[dmd-internals] Throwing Errors

Walter Bright walter at digitalmars.com
Thu Mar 15 15:25:32 PDT 2012



On 3/15/2012 2:39 PM, Jonathan M Davis wrote:
> On Thursday, March 15, 2012 14:22:49 Walter Bright wrote:
>> On 3/15/2012 9:29 AM, Sean Kelly wrote:
>>> Is the program really corrupted though?
>> You cannot know that.
>>
>> I really think that going down the path of thinking one can recover from
>> programming bugs is the route to disaster. It goes against everything I know
>> about how to make safe, reliable systems.
> There's a difference between saying that Errors are not recoverable and making
> it so that cleanup code runs when Errors are thrown. Catching an Error and
> continuing the execution of your program is almost never a good idea, but
> catching it, doing some cleanup and rethrowing it (as finally, scope(failure),
> and scope(exit) would do) is a different matter. No, it may not work, but it
> can also allow you to do things that need to be done at cleanup. And _not_
> running scope statements, destructors, and finally blocks makes catching Errors
> even _less_ safe even when it _does_ make sense. And upon occasion, catching
> Errors _does_ make sense even for cases other than cleanup.

I don't agree. The more code you run after a program bug, the more likely you 
aren't going to be able to run your shutdown/logging code.

If any of that cleanup code actually needs to run on program bug shutdown, it 
still can be done with catch/throw. The other stuff assumes normal operation and 
is not needed to be run for shutdown/logging.

> There is a difference between recovering from an Error and a recovering from a
> programming bug. Not all Errors necessarily indicate that there's a bug in the
> program. They just indicate that they've hit what is almost certainly a fatal
> condition. For instance, OutOfMemoryError is generally fatal, but it doesn't
> necessarily indicate a bug in the program. If caught close to the throw point,
> it might be possible to recover in some cases. It's just that the current
> state _is_ fatal unless you can do something to fix it. In most cases you
> can't, but in a few, rare ones, you can.

The whole point of Errors is that they are non-recoverable. Yes, we did make a 
decision that out of memory is a non-recoverable error. If someone wants to 
recover from it, they should use malloc or some other API, not the GC.


> So no, trying to recover from programming bugs is a _not_ a good idea, but
> there _are_ rare cases where catching Errors makes sense, and making it so
> that they skip scope statements, destructors, and finally blocks makes them
> even _less_ safe to catch and makes it so that you often can't recover from an
> Error even in the rare cases where you should be able to.

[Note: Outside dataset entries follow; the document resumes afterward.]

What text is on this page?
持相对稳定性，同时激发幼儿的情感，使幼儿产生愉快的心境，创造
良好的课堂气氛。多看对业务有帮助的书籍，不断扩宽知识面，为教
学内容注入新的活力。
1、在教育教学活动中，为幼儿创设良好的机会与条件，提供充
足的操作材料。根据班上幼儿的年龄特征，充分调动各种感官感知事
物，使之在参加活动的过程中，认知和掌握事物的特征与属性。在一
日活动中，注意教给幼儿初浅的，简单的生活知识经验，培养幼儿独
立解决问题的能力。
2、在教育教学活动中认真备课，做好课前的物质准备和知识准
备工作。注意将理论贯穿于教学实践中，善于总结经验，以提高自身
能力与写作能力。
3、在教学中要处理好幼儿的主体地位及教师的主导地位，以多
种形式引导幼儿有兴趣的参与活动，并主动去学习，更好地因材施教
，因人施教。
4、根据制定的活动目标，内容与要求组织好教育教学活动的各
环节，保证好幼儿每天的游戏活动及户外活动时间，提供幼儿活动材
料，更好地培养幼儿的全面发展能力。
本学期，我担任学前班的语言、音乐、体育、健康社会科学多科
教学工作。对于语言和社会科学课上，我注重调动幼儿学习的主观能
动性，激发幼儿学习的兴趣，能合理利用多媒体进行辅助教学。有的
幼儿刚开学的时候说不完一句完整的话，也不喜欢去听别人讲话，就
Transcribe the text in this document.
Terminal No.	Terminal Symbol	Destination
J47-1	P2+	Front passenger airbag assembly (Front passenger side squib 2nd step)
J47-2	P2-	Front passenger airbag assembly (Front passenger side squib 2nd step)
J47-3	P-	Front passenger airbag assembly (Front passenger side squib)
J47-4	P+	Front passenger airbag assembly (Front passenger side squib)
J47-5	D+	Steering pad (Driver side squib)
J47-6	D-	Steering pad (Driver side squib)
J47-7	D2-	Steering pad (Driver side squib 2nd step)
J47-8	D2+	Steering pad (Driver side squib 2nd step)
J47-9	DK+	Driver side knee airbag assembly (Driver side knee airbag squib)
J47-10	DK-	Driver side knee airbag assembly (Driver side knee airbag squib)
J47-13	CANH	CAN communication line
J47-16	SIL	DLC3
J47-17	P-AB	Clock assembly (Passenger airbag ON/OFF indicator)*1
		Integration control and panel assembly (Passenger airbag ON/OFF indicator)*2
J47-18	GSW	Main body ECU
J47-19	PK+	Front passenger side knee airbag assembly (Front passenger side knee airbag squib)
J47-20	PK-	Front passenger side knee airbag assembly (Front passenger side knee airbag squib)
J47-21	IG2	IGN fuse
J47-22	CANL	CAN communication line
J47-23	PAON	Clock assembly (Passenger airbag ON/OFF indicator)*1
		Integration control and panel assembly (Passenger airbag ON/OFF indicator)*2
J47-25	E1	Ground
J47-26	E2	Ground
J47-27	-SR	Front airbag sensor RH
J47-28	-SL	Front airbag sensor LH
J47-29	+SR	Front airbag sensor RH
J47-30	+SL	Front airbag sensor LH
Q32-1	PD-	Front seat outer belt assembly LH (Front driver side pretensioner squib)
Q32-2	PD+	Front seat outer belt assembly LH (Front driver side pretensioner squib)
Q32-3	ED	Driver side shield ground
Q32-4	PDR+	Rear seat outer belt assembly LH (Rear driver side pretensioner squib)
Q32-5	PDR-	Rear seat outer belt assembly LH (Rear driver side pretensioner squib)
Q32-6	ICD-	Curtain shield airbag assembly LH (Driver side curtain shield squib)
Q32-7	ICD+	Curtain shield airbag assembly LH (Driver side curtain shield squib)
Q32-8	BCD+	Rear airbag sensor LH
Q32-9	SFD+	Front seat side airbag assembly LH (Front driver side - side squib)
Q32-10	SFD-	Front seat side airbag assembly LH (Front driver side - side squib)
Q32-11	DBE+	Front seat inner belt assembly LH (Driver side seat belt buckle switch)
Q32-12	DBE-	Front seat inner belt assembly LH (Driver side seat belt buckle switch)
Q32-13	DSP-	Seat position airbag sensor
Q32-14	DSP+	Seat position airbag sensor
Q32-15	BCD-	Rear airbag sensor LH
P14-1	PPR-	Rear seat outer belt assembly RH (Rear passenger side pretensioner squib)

If people want to recover from Errors, they should be using Exceptions instead. 
D should not be wishy washy about this.

> The main question that I see is whether trying to run cleanup code when an
> Error is thrown is likely to make things worse or not. If that's a really high
> risk, then it may be better to have scope statements, finally blocks, and
> destructors skipped. But if it's at all debatable as to whether it's better or
> worse to run cleanup code when an Error is thrown, then I'd argue that code
> will be _less_ buggy if they're run when an Error is thrown. That doesn't make
> it so that the programmer should be catching Errors much, but it _does_ make
> it so that it's reasonably safe in the few cases where it _does_ make sense to
> catch them.
>

I've been arguing with engineers for 25 years who insist that they should be 
able to recover from detected programming bugs. It's wrong, wrong, wrong, wrong.

If you want to recover, use an Exception.